X

Pobierz aplikację OvuFriend

Zwiększ szanse na ciążę!
pobierz mam już apkę [X]
Forum Problemy i komplikacje odklejenie łożyska
Odpowiedz

odklejenie łożyska

Oceń ten wątek:
  • Abs Ekspertka
    Postów: 137 62

    Wysłany: 20 grudnia 2018, 21:56

    Cytuj  /     /  Zgłoś
    Lady Aga a co u Ciebie? Czy już są dwie kreseczki?

    2016 Pawełek 28tc
    2018 Weronika moja największa radość
    2020 Piotruś moja druga największa radość
  • LadyAga Przyjaciółka
    Postów: 95 22

    Wysłany: 21 grudnia 2018, 19:10

    Cytuj  /     /  Zgłoś
    kochana,byly dwie kreseczki ale tylko przez chwile niestety:( ale nie trace nadziei,i mam nadzieje ze nawet z tym moim PCOS aie jeszcze uda.Ale juz tez latka nie te co trzeba...ech..mam nadzieje,ze jeszce sie uda.A co u Was dziewczynki?

    Mama Dominika (25.10.09),Daniela (19.08.19) i aniolkowej Hani (14.07.17)
  • Jula123 Koleżanka
    Postów: 117 13

    Wysłany: 21 grudnia 2018, 20:10

    Cytuj  /     /  Zgłoś
    LadyAga, bardzo mi przykro.
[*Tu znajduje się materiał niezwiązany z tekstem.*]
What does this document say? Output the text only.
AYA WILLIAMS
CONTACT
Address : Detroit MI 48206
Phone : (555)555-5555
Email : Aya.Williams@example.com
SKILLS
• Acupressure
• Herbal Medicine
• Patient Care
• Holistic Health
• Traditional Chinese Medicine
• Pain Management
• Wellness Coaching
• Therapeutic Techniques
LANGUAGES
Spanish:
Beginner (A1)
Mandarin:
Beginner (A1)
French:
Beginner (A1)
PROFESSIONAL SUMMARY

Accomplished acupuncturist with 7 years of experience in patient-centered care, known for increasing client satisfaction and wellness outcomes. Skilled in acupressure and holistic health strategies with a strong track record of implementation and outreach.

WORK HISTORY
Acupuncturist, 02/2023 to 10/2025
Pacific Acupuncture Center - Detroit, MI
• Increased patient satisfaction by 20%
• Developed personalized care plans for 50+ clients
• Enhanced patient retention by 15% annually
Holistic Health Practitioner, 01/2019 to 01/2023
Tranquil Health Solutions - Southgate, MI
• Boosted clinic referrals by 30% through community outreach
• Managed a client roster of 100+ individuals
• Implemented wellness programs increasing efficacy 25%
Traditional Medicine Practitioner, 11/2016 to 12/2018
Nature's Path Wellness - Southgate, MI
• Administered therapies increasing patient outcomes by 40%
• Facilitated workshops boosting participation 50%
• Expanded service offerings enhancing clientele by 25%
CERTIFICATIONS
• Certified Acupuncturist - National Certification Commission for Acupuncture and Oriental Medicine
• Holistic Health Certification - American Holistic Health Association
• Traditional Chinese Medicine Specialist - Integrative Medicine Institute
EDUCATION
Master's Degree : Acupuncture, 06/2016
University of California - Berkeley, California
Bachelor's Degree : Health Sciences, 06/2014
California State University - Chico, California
Wierzę, że jeszcze Ci się uda!!!
    Dzięki Abs za pamięć. Kończymy 23 tc, termin na połowę kwietnia, drugi chłopak. Strach od początku, teraz też nie odpuszcza. Kiedy nie czuję ruchów, umieram ze strachu. Ciągle jakieś złe myśli ale zaraz myślę sobie, że już teraz nic nie może się stać. Nie mam czegoś takiego jak beztroski i cudowny czas bo wiem jakie jest życie. Nie umiem widzieć przyszłości, chciałabym żeby już minęły te tygodnie.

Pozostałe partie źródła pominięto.